The former U.S. representative from Maryland became the first Democrat to enter the 2020 race, declaring his candidacy in July 2017. Delaney, 55, plans to focus on advancing only bipartisan bills during the first 100 days of his presidency if elected. He is also pushing for a universal healthcare system, raising the federal minimum wage and passing gun safety legislation.
The Samoan-American congresswoman from Hawaii and Iraq war veteran is the first Hindu to serve in the U.S. House of Representatives. After working for her father’s anti-gay advocacy group and drafting relevant legislation, she was forced to apologize for her past views on same-sex marriage. Gabbard, 37, has been against U.S. intervention in Syria and slammed Trump for standing by Saudi Arabia after the murder of journalist Jamal Khashoggi. She endorsed Sanders during his 2016 presidential campaign.
The moderate nine-term congressman from a working-class district in the battleground state of Ohio has touted his appeal to the blue-collar voters who fled to Trump in 2016. He says Trump has turned his back on those voters and failed to live up his promise to revitalize the manufacturing industry. Ryan, 45, pledges to create jobs in new technologies and focus on public education and access to affordable healthcare. He gained national attention when he tried to unseat Nancy Pelosi as the House Democratic leader in 2016, arguing it was time for new leadership. A former college football player, he also has written books on meditation and healthy eating.

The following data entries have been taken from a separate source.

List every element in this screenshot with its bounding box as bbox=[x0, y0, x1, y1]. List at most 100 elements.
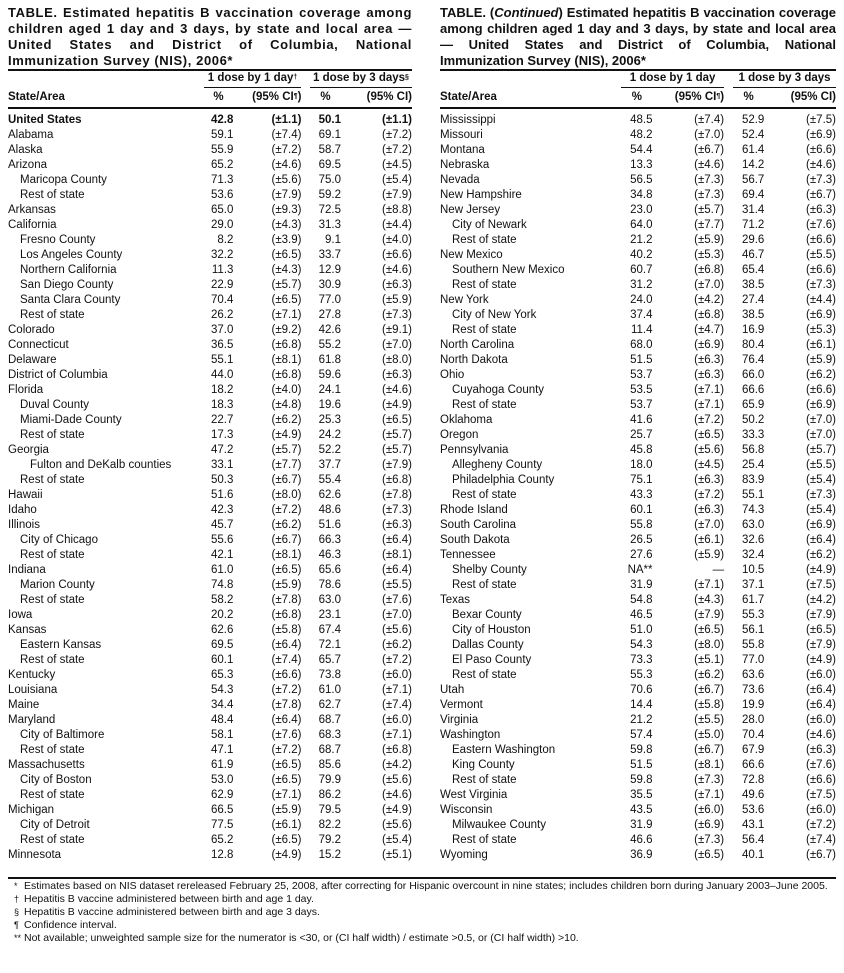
table-row: Idaho 42.3 (±7.2) 48.6 (±7.3) bbox=[8, 503, 412, 518]
pct-3days: 15.2 bbox=[318, 849, 341, 861]
pct-1day: 40.2 bbox=[630, 249, 653, 261]
pct-3days: 43.1 bbox=[741, 819, 765, 831]
pct-1day: 53.0 bbox=[211, 774, 234, 786]
pct-3days: 19.9 bbox=[741, 699, 765, 711]
pct-1day: 69.5 bbox=[211, 639, 234, 651]
ci-3days: (±6.4) bbox=[382, 534, 412, 546]
ci-1day: (±5.8) bbox=[271, 624, 302, 636]
pct-3days: 55.8 bbox=[741, 639, 765, 651]
ci-1day: (±7.1) bbox=[694, 399, 725, 411]
area-name: City of New York bbox=[452, 309, 537, 321]
table-row: Cuyahoga County 53.5 (±7.1) 66.6 (±6.6) bbox=[440, 383, 836, 398]
ci-1day: (±7.9) bbox=[694, 609, 725, 621]
pct-1day: 64.0 bbox=[630, 219, 653, 231]
area-name: Cuyahoga County bbox=[452, 384, 545, 396]
pct-1day: 42.8 bbox=[211, 114, 234, 126]
ci-1day: (±7.8) bbox=[271, 594, 302, 606]
ci-1day: (±8.1) bbox=[694, 759, 725, 771]
ci-3days: (±4.4) bbox=[382, 219, 412, 231]
area-name: Bexar County bbox=[452, 609, 522, 621]
pct-3days: 55.4 bbox=[318, 474, 341, 486]
area-name: Oklahoma bbox=[440, 414, 493, 426]
table-row: Rest of state 31.2 (±7.0) 38.5 (±7.3) bbox=[440, 278, 836, 293]
ci-3days: (±6.9) bbox=[806, 399, 836, 411]
pct-1day: 43.3 bbox=[630, 489, 653, 501]
area-name: Shelby County bbox=[452, 564, 527, 576]
table-title-continued: TABLE. (Continued) Estimated hepatitis B… bbox=[440, 5, 837, 68]
pct-3days: 66.6 bbox=[741, 759, 765, 771]
pct-3days: 46.3 bbox=[318, 549, 341, 561]
pct-3days: 59.6 bbox=[318, 369, 341, 381]
table-row: City of Newark 64.0 (±7.7) 71.2 (±7.6) bbox=[440, 218, 836, 233]
ci-1day: (±7.0) bbox=[694, 519, 725, 531]
ci-3days: (±6.7) bbox=[806, 189, 836, 201]
pct-3days: 52.2 bbox=[318, 444, 341, 456]
area-name: California bbox=[8, 219, 57, 231]
table-row: San Diego County 22.9 (±5.7) 30.9 (±6.3) bbox=[8, 278, 412, 293]
pct-1day: 59.1 bbox=[211, 129, 234, 141]
table-row: City of Baltimore 58.1 (±7.6) 68.3 (±7.1) bbox=[8, 728, 412, 743]
pct-1day: 14.4 bbox=[630, 699, 653, 711]
pct-3days: 58.7 bbox=[318, 144, 341, 156]
footnote: ¶ Confidence interval. bbox=[8, 919, 836, 932]
ci-3days: (±6.9) bbox=[806, 129, 836, 141]
area-name: Rest of state bbox=[20, 654, 85, 666]
ci-3days: (±4.9) bbox=[382, 399, 412, 411]
ci-3days: (±6.5) bbox=[806, 624, 836, 636]
table-row: Fresno County 8.2 (±3.9) 9.1 (±4.0) bbox=[8, 233, 412, 248]
pct-1day: 31.9 bbox=[630, 579, 653, 591]
ci-1day: (±6.1) bbox=[271, 819, 302, 831]
ci-1day: (±7.2) bbox=[694, 414, 725, 426]
table-row: Rest of state 53.7 (±7.1) 65.9 (±6.9) bbox=[440, 398, 836, 413]
pct-1day: 11.3 bbox=[211, 264, 234, 276]
area-name: Illinois bbox=[8, 519, 40, 531]
table-row: California 29.0 (±4.3) 31.3 (±4.4) bbox=[8, 218, 412, 233]
ci-1day: (±6.7) bbox=[271, 534, 302, 546]
pct-3days: 25.3 bbox=[318, 414, 341, 426]
ci-3days: (±8.1) bbox=[382, 549, 412, 561]
pct-1day: 34.8 bbox=[630, 189, 653, 201]
ci-1day: (±6.9) bbox=[694, 819, 725, 831]
ci-3days: (±6.3) bbox=[382, 369, 412, 381]
table-row: Rest of state 17.3 (±4.9) 24.2 (±5.7) bbox=[8, 428, 412, 443]
area-name: Milwaukee County bbox=[452, 819, 546, 831]
column-header-pct3: % bbox=[733, 87, 765, 109]
coverage-table-part2: 1 dose by 1 day 1 dose by 3 days State/A… bbox=[440, 71, 836, 863]
ci-1day: (±4.3) bbox=[271, 264, 302, 276]
ci-1day: (±7.4) bbox=[694, 114, 725, 126]
pct-1day: 60.1 bbox=[211, 654, 234, 666]
pct-1day: 50.3 bbox=[211, 474, 234, 486]
pct-3days: 72.5 bbox=[318, 204, 341, 216]
area-name: North Dakota bbox=[440, 354, 508, 366]
ci-3days: (±7.5) bbox=[806, 579, 836, 591]
ci-1day: (±4.9) bbox=[271, 849, 302, 861]
area-name: Montana bbox=[440, 144, 485, 156]
area-name: Tennessee bbox=[440, 549, 496, 561]
ci-1day: (±7.1) bbox=[271, 309, 302, 321]
area-name: Rest of state bbox=[20, 549, 85, 561]
ci-3days: (±5.5) bbox=[382, 579, 412, 591]
ci-1day: (±6.0) bbox=[694, 804, 725, 816]
pct-1day: 71.3 bbox=[211, 174, 234, 186]
pct-1day: 56.5 bbox=[630, 174, 653, 186]
area-name: City of Newark bbox=[452, 219, 527, 231]
pct-3days: 33.3 bbox=[741, 429, 765, 441]
area-name: Rest of state bbox=[452, 579, 517, 591]
table-row: Southern New Mexico 60.7 (±6.8) 65.4 (±6.6) bbox=[440, 263, 836, 278]
ci-1day: (±4.5) bbox=[694, 459, 725, 471]
area-name: Arizona bbox=[8, 159, 47, 171]
pct-1day: 46.5 bbox=[630, 609, 653, 621]
pct-3days: 85.6 bbox=[318, 759, 341, 771]
table-row: Mississippi 48.5 (±7.4) 52.9 (±7.5) bbox=[440, 108, 836, 128]
ci-3days: (±7.3) bbox=[806, 174, 836, 186]
pct-3days: 49.6 bbox=[741, 789, 765, 801]
pct-1day: 48.2 bbox=[630, 129, 653, 141]
pct-1day: 62.6 bbox=[211, 624, 234, 636]
ci-3days: (±5.1) bbox=[382, 849, 412, 861]
pct-1day: 48.5 bbox=[630, 114, 653, 126]
table-row: Marion County 74.8 (±5.9) 78.6 (±5.5) bbox=[8, 578, 412, 593]
table-row: Oklahoma 41.6 (±7.2) 50.2 (±7.0) bbox=[440, 413, 836, 428]
table-row: Arizona 65.2 (±4.6) 69.5 (±4.5) bbox=[8, 158, 412, 173]
ci-3days: (±6.4) bbox=[806, 699, 836, 711]
ci-3days: (±5.4) bbox=[382, 174, 412, 186]
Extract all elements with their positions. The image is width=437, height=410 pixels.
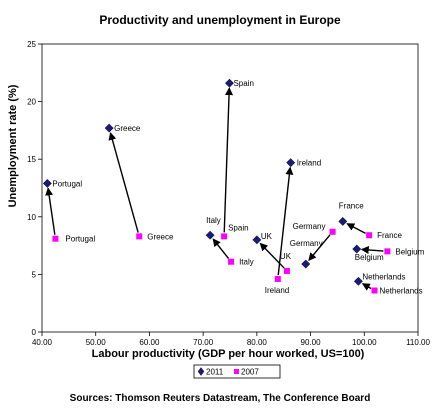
- label-2011-france: France: [339, 201, 364, 210]
- point-2011-germany: [301, 259, 311, 269]
- label-2011-spain: Spain: [233, 79, 253, 88]
- change-arrows: [45, 87, 384, 291]
- arrow-netherlands: [361, 283, 372, 291]
- label-2007-uk: UK: [280, 252, 292, 261]
- legend-2007-label: 2007: [241, 368, 259, 377]
- label-2011-germany: Germany: [290, 239, 323, 248]
- label-2011-greece: Greece: [114, 124, 141, 133]
- arrow-portugal: [45, 187, 56, 235]
- y-tick-label: 20: [27, 98, 36, 107]
- x-tick-label: 70.00: [193, 338, 214, 347]
- y-tick-label: 15: [27, 155, 36, 164]
- label-2007-italy: Italy: [239, 258, 254, 267]
- label-2007-france: France: [377, 231, 402, 240]
- legend-2011-label: 2011: [206, 368, 224, 377]
- label-2007-greece: Greece: [147, 232, 174, 241]
- point-labels: Portugal Greece Spain Italy UK Ireland Germany…: [52, 79, 424, 295]
- y-tick-label: 10: [27, 213, 36, 222]
- label-2011-portugal: Portugal: [52, 179, 82, 188]
- label-2011-ireland: Ireland: [297, 159, 321, 168]
- label-2007-spain: Spain: [228, 223, 248, 232]
- legend-2011-marker: [197, 367, 205, 376]
- y-axis-title: Unemployment rate (%): [7, 84, 19, 207]
- x-tick-label: 40.00: [32, 338, 53, 347]
- label-2011-uk: UK: [261, 232, 273, 241]
- arrow-uk: [259, 242, 285, 269]
- point-2011-uk: [252, 235, 262, 245]
- label-2011-belgium: Belgium: [355, 253, 384, 262]
- arrow-italy: [212, 238, 230, 260]
- x-axis-title: Labour productivity (GDP per hour worked…: [92, 348, 365, 360]
- x-tick-label: 60.00: [139, 338, 160, 347]
- x-tick-label: 80.00: [247, 338, 268, 347]
- label-2007-portugal: Portugal: [65, 235, 95, 244]
- point-2007-spain: [221, 233, 228, 240]
- point-2011-belgium: [352, 244, 362, 254]
- point-2007-italy: [228, 258, 235, 265]
- label-2007-belgium: Belgium: [395, 247, 424, 256]
- x-tick-label: 100.00: [352, 338, 377, 347]
- arrow-ireland: [277, 166, 294, 276]
- point-2011-netherlands: [353, 276, 363, 286]
- plot-border: [41, 43, 419, 333]
- source-note: Sources: Thomson Reuters Datastream, The…: [70, 393, 371, 404]
- point-2011-italy: [205, 230, 215, 240]
- x-tick-label: 90.00: [301, 338, 322, 347]
- point-2007-netherlands: [371, 287, 378, 294]
- x-tick-label: 110.00: [406, 338, 430, 347]
- series-2007-points: [52, 228, 391, 294]
- arrow-germany: [308, 234, 331, 261]
- point-2007-portugal: [52, 235, 59, 242]
- arrow-france: [346, 223, 366, 234]
- point-2007-greece: [136, 233, 143, 240]
- point-2007-ireland: [274, 276, 281, 283]
- point-2011-greece: [104, 123, 114, 133]
- label-2011-netherlands: Netherlands: [362, 272, 405, 281]
- plot-area: [41, 43, 419, 333]
- label-2007-netherlands: Netherlands: [379, 287, 422, 296]
- x-axis-ticks: 40.00 50.00 60.00 70.00 80.00 90.00 100.00 110.…: [32, 332, 430, 347]
- point-2007-belgium: [384, 248, 391, 255]
- point-2011-ireland: [286, 158, 296, 168]
- arrow-greece: [108, 131, 139, 233]
- arrow-spain: [223, 87, 234, 233]
- y-axis-ticks: 0 5 10 15 20 25: [27, 40, 42, 337]
- point-2011-portugal: [42, 178, 52, 188]
- point-2011-france: [338, 216, 348, 226]
- point-2007-germany: [329, 228, 336, 235]
- label-2007-ireland: Ireland: [265, 286, 289, 295]
- arrow-belgium: [360, 245, 384, 254]
- point-2007-france: [366, 232, 373, 239]
- label-2007-germany: Germany: [293, 222, 326, 231]
- point-2011-spain: [224, 78, 234, 88]
- y-tick-label: 5: [32, 270, 37, 279]
- y-tick-label: 25: [27, 40, 36, 49]
- x-tick-label: 50.00: [86, 338, 107, 347]
- series-2011-points: [42, 78, 363, 286]
- label-2011-italy: Italy: [206, 216, 221, 225]
- chart-title: Productivity and unemployment in Europe: [99, 13, 341, 27]
- point-2007-uk: [283, 267, 290, 274]
- legend: 2011 2007: [193, 364, 281, 379]
- legend-2007-marker: [234, 369, 239, 374]
- y-tick-label: 0: [32, 328, 37, 337]
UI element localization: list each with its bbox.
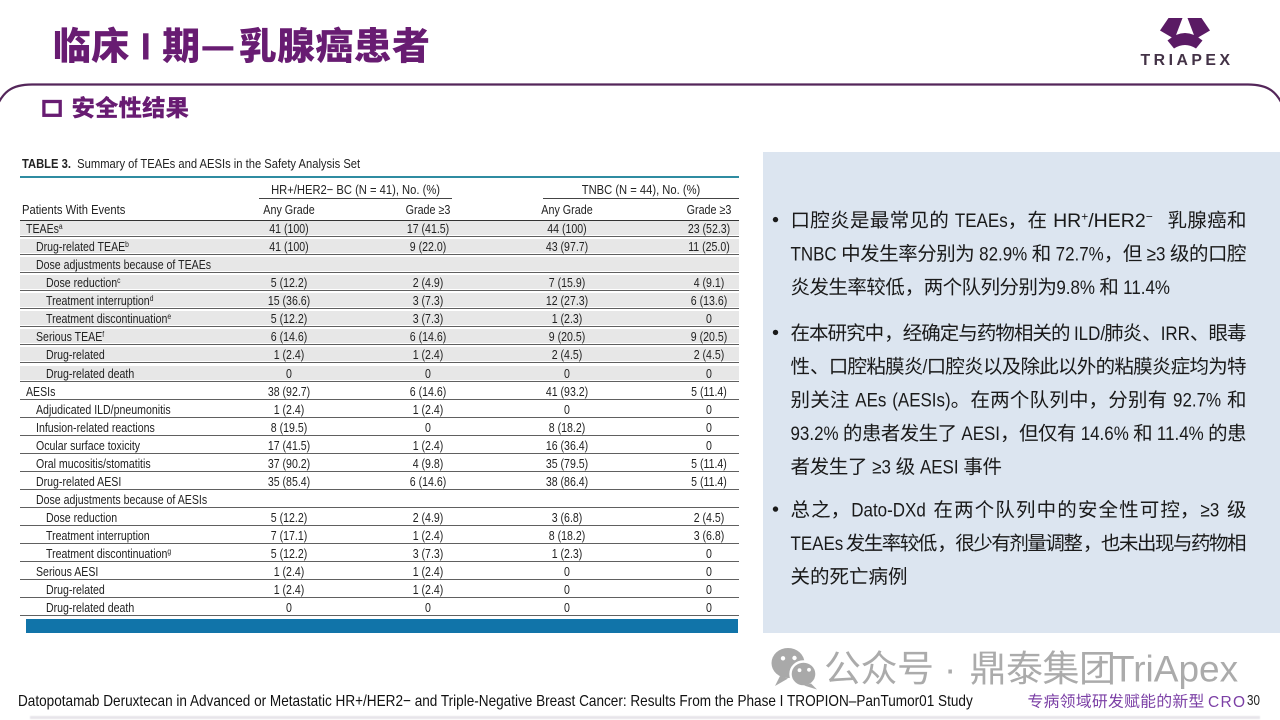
svg-text:11.4%: 11.4% bbox=[1157, 423, 1204, 445]
svg-text:/: / bbox=[923, 356, 928, 378]
svg-text:11.4%: 11.4% bbox=[1123, 277, 1170, 299]
svg-text:TEAEs: TEAEs bbox=[791, 533, 844, 555]
svg-text:≥3: ≥3 bbox=[1201, 500, 1220, 522]
svg-text:(AESIs): (AESIs) bbox=[892, 390, 950, 412]
svg-text:IRR: IRR bbox=[1161, 323, 1190, 345]
svg-text:TNBC: TNBC bbox=[791, 243, 837, 265]
svg-text:HR+​/HER2−​: HR+​/HER2−​ bbox=[1053, 210, 1153, 233]
svg-text:≥3: ≥3 bbox=[872, 456, 891, 478]
svg-text:TriApex: TriApex bbox=[1112, 649, 1239, 690]
svg-text:72.7%: 72.7% bbox=[1056, 243, 1104, 265]
svg-text:≥3: ≥3 bbox=[1147, 243, 1166, 265]
svg-text:CRO: CRO bbox=[1208, 694, 1245, 711]
svg-text:14.6%: 14.6% bbox=[1081, 423, 1129, 445]
svg-text:ILD/: ILD/ bbox=[1074, 323, 1106, 345]
svg-text:82.9%: 82.9% bbox=[979, 243, 1027, 265]
svg-text:AESI: AESI bbox=[920, 456, 959, 478]
svg-text:93.2%: 93.2% bbox=[791, 423, 839, 445]
svg-text:I: I bbox=[140, 26, 151, 68]
svg-text:92.7%: 92.7% bbox=[1173, 390, 1221, 412]
svg-text:AEs: AEs bbox=[855, 390, 886, 412]
svg-text:9.8%: 9.8% bbox=[1056, 277, 1095, 299]
svg-text:TEAEs: TEAEs bbox=[955, 210, 1008, 232]
svg-text:Dato-DXd: Dato-DXd bbox=[851, 500, 926, 522]
svg-text:·: · bbox=[944, 649, 956, 690]
svg-text:AESI: AESI bbox=[961, 423, 1000, 445]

The third-term congressman from a California district south of San Francisco says tackling student debt and gun violence are among the reasons he jumped into the race. Swalwell, 38, cites his work on the House Intelligence Committee and his founding of Future Forum, a group of more than 25 Democratic lawmakers that visits universities and community colleges to discuss issues important to millennial voters like student loan debt and climate change, among the reasons he would be a qualified White House candidate. In his first House campaign, Swalwell defeated a Democratic incumbent who had been in office since 1973, seven years before Swalwell was born.
The entrepreneur and former tech executive is focusing his campaign on an ambitious universal income plan. Yang, 44, wants to guarantee all American citizens between the ages of 18 and 64 a $1,000 check every month. The son of immigrants from Taiwan, Yang also is pushing for Medicare for All and proposing a new form of capitalism that is “human-centered.” He lives in New York.
The 66-year-old New York Times best-selling author, motivational speaker and Texas native believes her spirituality-focused campaign can heal America. A 1992 interview on Oprah Winfrey’s show propelled her to make a name for herself as a “spiritual guide” for Hollywood and a self-help expert. She is calling for $100 billion in reparations for slavery over 10 years, gun control, education reform and equal rights for lesbian and gay communities. In 2014, she made an unsuccessful bid for a House seat in California as an independent.
Messam, 44, defeated a 16-year incumbent in 2015 to become the first black mayor of in the Miami suburb of Miramar. He was re-elected in March. The son of Jamaican immigrants, he played on Florida State University’s 1993 national championship team, and then started a construction business with his wife. He has pledged to focus on reducing gun violence, mitigating climate change and reducing student loan debt and the cost of healthcare.